Freeze Frame: How to Photograph Different Types of Events

A freeze frame refers to stopping a moment of time. You may think of a freeze frame as a crisp and clear photo finish, but this isn’t always the case. Depending on what you are looking for in the final product, completely freezing an action may be what you want or capturing motion blur might be what you are envisioning. While there isn’t a wrong way to capture a moment, knowing certain techniques can help you create interesting effects for the perfect shot. The following are some tips for photographing three types of events in different styles:



In a sports setting, like an indoor basketball game, it may be darker than you realize. Your eyes are more sensitive to light than a camera, so the overhead lights in a gym can look dark in a picture. Sports lighting doesn’t tend to be high quality, either. These lights generally act like spotlights and cause harsh shadows, resulting in a high contrast between lights and darks.

All of this means that sporting events generally demand faster shutter speeds to get the subject in focus.
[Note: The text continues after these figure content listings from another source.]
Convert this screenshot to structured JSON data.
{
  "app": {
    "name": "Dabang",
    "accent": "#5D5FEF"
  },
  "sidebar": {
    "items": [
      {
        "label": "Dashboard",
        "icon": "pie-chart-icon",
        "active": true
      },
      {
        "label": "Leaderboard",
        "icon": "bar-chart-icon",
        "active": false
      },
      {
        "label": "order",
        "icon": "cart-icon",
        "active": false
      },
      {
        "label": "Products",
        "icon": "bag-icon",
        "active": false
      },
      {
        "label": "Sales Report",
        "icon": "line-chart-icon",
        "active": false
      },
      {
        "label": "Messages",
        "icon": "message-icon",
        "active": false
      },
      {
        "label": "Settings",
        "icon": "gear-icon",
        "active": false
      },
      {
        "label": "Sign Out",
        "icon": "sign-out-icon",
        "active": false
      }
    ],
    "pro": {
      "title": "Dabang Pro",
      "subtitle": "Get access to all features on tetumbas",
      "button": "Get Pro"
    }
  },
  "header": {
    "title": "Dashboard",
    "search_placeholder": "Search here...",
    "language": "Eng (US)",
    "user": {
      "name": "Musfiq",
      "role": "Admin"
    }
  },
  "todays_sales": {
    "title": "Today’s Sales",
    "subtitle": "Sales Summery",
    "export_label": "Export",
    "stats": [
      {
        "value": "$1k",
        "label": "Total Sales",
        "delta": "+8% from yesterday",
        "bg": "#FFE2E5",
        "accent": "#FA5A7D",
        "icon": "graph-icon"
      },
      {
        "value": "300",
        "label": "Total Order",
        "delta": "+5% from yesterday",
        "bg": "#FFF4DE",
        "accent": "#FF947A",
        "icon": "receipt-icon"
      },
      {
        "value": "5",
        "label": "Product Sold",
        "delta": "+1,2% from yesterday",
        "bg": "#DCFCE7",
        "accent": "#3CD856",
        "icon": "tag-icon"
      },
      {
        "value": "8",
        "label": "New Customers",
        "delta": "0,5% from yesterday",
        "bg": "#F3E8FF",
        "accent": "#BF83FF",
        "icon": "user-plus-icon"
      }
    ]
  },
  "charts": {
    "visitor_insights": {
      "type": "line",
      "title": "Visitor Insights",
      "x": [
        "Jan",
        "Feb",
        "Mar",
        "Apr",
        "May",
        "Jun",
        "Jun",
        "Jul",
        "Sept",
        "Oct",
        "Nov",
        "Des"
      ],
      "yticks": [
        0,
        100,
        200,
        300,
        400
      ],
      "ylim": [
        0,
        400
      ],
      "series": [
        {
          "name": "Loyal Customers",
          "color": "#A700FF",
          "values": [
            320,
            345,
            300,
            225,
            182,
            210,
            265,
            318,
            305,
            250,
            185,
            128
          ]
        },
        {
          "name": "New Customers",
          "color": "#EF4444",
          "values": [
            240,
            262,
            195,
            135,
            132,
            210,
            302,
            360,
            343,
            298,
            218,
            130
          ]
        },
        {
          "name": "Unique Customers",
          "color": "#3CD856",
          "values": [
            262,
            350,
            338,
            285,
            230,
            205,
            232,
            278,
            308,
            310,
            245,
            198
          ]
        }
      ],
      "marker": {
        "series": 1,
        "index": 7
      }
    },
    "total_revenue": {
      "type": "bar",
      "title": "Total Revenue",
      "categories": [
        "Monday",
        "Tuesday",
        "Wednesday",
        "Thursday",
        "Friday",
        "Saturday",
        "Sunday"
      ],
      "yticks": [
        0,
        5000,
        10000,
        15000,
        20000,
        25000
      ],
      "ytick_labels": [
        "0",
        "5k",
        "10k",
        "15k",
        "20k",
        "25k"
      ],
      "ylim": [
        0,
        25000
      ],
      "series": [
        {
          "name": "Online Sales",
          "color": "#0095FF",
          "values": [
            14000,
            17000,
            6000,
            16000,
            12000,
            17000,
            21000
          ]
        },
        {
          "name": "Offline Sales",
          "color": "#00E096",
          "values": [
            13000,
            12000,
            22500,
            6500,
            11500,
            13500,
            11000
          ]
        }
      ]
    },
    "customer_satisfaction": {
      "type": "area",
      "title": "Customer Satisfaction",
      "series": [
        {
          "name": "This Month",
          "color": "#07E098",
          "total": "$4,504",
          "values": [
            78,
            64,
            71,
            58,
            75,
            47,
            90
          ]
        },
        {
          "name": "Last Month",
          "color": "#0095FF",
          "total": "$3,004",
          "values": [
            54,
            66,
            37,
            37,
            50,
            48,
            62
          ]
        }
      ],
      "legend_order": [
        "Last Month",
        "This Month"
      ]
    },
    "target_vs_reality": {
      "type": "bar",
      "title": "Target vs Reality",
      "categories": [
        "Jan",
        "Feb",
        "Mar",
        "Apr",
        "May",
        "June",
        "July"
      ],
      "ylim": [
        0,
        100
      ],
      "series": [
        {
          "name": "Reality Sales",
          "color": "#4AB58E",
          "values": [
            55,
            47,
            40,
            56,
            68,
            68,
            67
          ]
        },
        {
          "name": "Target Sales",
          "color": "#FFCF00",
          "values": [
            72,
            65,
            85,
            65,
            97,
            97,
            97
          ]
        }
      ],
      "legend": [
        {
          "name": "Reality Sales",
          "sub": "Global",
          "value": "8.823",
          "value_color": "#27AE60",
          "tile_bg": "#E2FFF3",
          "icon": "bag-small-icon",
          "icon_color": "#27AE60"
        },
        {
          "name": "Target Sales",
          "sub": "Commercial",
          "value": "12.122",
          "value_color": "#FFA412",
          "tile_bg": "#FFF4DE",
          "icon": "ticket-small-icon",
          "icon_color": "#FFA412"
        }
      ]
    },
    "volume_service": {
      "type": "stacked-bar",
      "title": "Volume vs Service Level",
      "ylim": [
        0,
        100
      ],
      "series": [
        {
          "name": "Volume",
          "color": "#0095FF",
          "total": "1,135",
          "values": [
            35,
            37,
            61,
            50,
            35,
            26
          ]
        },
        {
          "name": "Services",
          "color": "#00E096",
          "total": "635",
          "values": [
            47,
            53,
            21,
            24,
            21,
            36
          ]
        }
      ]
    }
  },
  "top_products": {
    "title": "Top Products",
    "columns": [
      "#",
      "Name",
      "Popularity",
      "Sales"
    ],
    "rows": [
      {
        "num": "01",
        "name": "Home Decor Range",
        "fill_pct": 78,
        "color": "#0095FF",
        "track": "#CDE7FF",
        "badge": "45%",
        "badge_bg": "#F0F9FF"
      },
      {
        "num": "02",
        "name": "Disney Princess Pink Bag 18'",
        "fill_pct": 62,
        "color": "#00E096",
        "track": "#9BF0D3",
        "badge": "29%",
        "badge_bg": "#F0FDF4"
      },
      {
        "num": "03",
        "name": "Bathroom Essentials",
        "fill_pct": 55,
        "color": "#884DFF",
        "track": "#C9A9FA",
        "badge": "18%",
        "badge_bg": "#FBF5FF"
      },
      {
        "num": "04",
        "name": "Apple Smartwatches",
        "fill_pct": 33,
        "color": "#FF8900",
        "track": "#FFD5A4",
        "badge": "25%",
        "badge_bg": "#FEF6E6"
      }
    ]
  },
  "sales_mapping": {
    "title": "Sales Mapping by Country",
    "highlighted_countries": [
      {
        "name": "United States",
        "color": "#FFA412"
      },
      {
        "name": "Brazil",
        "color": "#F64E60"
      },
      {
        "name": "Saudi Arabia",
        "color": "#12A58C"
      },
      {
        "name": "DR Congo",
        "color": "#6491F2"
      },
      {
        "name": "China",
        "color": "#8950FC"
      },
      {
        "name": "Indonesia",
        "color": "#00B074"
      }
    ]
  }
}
You should set your shutter speed at 1/500 of a second and faster. You should adjust your ISO to compensate and open your aperture as wide as possible. This freezes the action, which is great for capturing details.

However, letting the shutter slow down a little bit can introduce a bit of motion blur, which gives the sense of speed and action. If you want to add motion blur while keeping the subject relatively crisp, a slightly slower shutter and following the action with your camera causes the background to start to streak but keeps your subject focus. This panning technique requires some practice, but mastering it enables you to get a more interesting subject that draws the viewer in.



While the lighting in a sports arena is set and should not get brighter or darker throughout the game, photographing anything in a theater all depends on the production. However, you can generally count on the lighting staying on the principal actors and those lights being the brightest on the stage.

Because stage lights are set for the audience, all you have to do is adjust your settings so your main subject ends up sharp. There are not many reasons to introduce motion blur in a dramatic play or musical like “The Phantom of the Opera,” so you should concentrate on finding good angles and moments to capture. To get good results, have a sufficiently fast shutter speed (in the neighborhood of 1/125 to 1/250 of a second), an aperture for the depth of field you want and an ISO to match.



With a ballet or other dance performance where you want to capture its fluidity, some adjustments should be made. When adding motion blur, you need to set your shutter to the desired length and use the aperture and ISO to compensate. Any shutter under 1/25 of a second starts to add a noticeable amount of motion to your subject. The slower you go, the more motion that is added. Because of the increased amount of light your camera is gaining, drop the ISO to get a cleaner end result. Using a tripod is also a good idea, depending on how slow your shutter is going and your camera’s technology. This is especially true if you are using a longer lens because any vibrations on your end are magnified many times over.

Whether you want to add or subtract motion blur from your images, remember that one isn’t right and the other wrong. It’s all about what you want the image to convey to your viewers.